Mozzy, who now lives in Sherman Oaks, pled guilty in January to the charge, and his lawyers asked for a sentence of probation, citing the rapper’s ties to the community in Sacramento and a study that found murder to be the leading cause of death in rappers.
“Absent an attack on him or his family, he would never use the firearm; thus there is virtually no danger to society,” Mozzy’s lawyers wrote in a brief.
The rapper’s legal team laid out a brief summary of his life, saying he was born into “poverty, neglect, and drug addiction” in Oak Park. His family members wrote to Judge Percy Anderson, recalling how his frequently incarcerated father abused his family in the little time he was available at home, and how his mother would take drugs and try to hide from the kids so they wouldn’t see her under the influence.

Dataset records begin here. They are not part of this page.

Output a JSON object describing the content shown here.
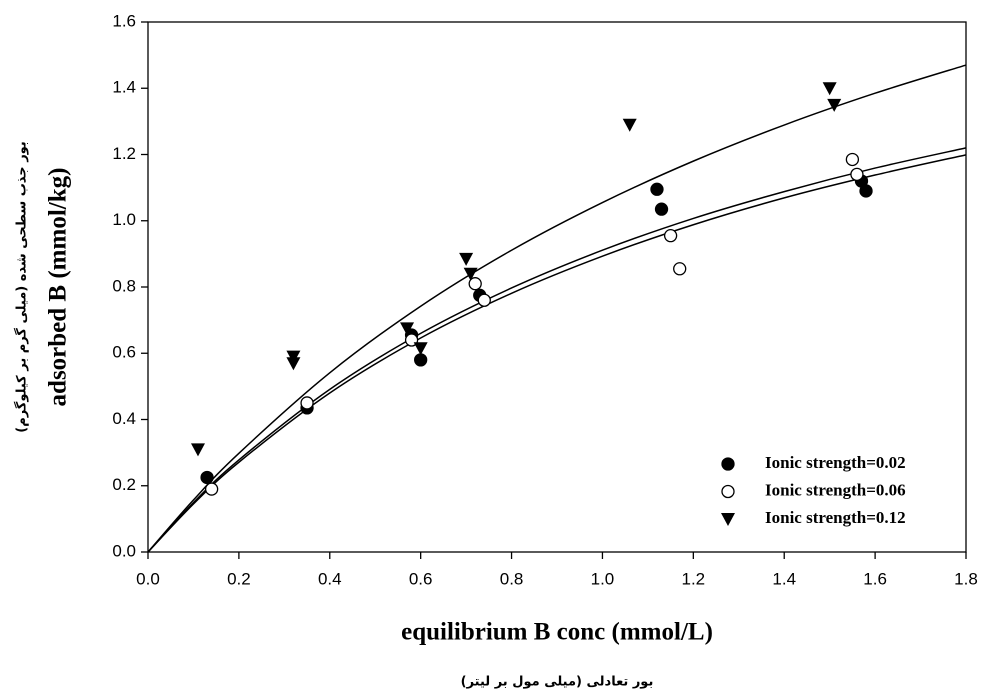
{
  "chart_data": {
    "type": "scatter",
    "x_label": "equilibrium B conc (mmol/L)",
    "x_label_2": "بور تعادلی (میلی مول بر لیتر)",
    "y_label": "adsorbed B (mmol/kg)",
    "y_label_2": "بور جذب سطحی شده (میلی گرم بر کیلوگرم)",
    "xlim": [
      0,
      1.8
    ],
    "ylim": [
      0,
      1.6
    ],
    "xticks": [
      {
        "value": 0,
        "label": "0.0"
      },
      0.2,
      0.4,
      0.6,
      0.8,
      {
        "value": 1,
        "label": "1.0"
      },
      1.2,
      1.4,
      1.6,
      1.8
    ],
    "yticks": [
      {
        "value": 0,
        "label": "0.0"
      },
      0.2,
      0.4,
      0.6,
      0.8,
      {
        "value": 1,
        "label": "1.0"
      },
      1.2,
      1.4,
      1.6
    ],
    "legend": "lower right",
    "series": [
      {
        "name": "Ionic strength=0.02",
        "color": "#000000",
        "marker": "filled-circle",
        "x": [
          0.13,
          0.35,
          0.58,
          0.6,
          0.73,
          1.12,
          1.13,
          1.57,
          1.58
        ],
        "values": [
          0.225,
          0.435,
          0.655,
          0.58,
          0.775,
          1.095,
          1.035,
          1.12,
          1.09
        ],
        "fit": {
          "x": [
            0,
            0.1,
            0.2,
            0.4,
            0.6,
            0.8,
            1.0,
            1.2,
            1.4,
            1.6,
            1.8
          ],
          "values": [
            0,
            0.145,
            0.271,
            0.48,
            0.646,
            0.781,
            0.893,
            0.988,
            1.069,
            1.138,
            1.199
          ]
        }
      },
      {
        "name": "Ionic strength=0.06",
        "color": "#000000",
        "marker": "open-circle",
        "x": [
          0.14,
          0.35,
          0.58,
          0.72,
          0.74,
          1.15,
          1.17,
          1.55,
          1.56
        ],
        "values": [
          0.19,
          0.45,
          0.64,
          0.81,
          0.76,
          0.955,
          0.855,
          1.185,
          1.14
        ],
        "fit": {
          "x": [
            0,
            0.1,
            0.2,
            0.4,
            0.6,
            0.8,
            1.0,
            1.2,
            1.4,
            1.6,
            1.8
          ],
          "values": [
            0,
            0.149,
            0.278,
            0.491,
            0.66,
            0.797,
            0.911,
            1.007,
            1.088,
            1.159,
            1.22
          ]
        }
      },
      {
        "name": "Ionic strength=0.12",
        "color": "#000000",
        "marker": "triangle-down",
        "x": [
          0.11,
          0.32,
          0.32,
          0.57,
          0.6,
          0.7,
          0.71,
          1.06,
          1.5,
          1.51
        ],
        "values": [
          0.31,
          0.59,
          0.57,
          0.675,
          0.615,
          0.885,
          0.84,
          1.29,
          1.4,
          1.35
        ],
        "fit": {
          "x": [
            0,
            0.1,
            0.2,
            0.4,
            0.6,
            0.8,
            1.0,
            1.2,
            1.4,
            1.6,
            1.8
          ],
          "values": [
            0,
            0.157,
            0.298,
            0.541,
            0.742,
            0.911,
            1.055,
            1.18,
            1.289,
            1.385,
            1.47
          ]
        }
      }
    ]
  }
}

The rapper himself also wrote to the judge, calling his gun charge a “mistake” he would ultimately learn and become a better person from.
“This case made me realize that everything I have accomplished and built can be taken away because of a single mistake or lapse in judgement,” he wrote. “I once read that, ‘a stumble may prevent a fall.’ I believe this was my ‘stumble’ which will prevent me from taking a ‘fall’. I think I needed something like this to give a little more structure to my life.”
Prosecutors asked Anderson to sentence Mozzy to 10 months, citing his validation by law enforcement with the Fourth Avenue Bloods, and an admitted history of drug abuse from a young age. Prosecutors say he tested positive for Marijuana while on pretrial release and asked the judge to impose drug counseling.
They said the rapper’s difficult upbringing was no excuse for breaking the law and asserted that a stiff prison sentence would “carry the message” to Mozzy and others that gun possession is a serious crime.
“Defendant appears not to understand that, as a previously-convicted felon, he is prohibited by law from possessing a firearm, regardless of whatever risks his profession may entail,” the government wrote.
Anderson ended up undercutting both parties, sentencing the rapper to two months over the government’s recommendation.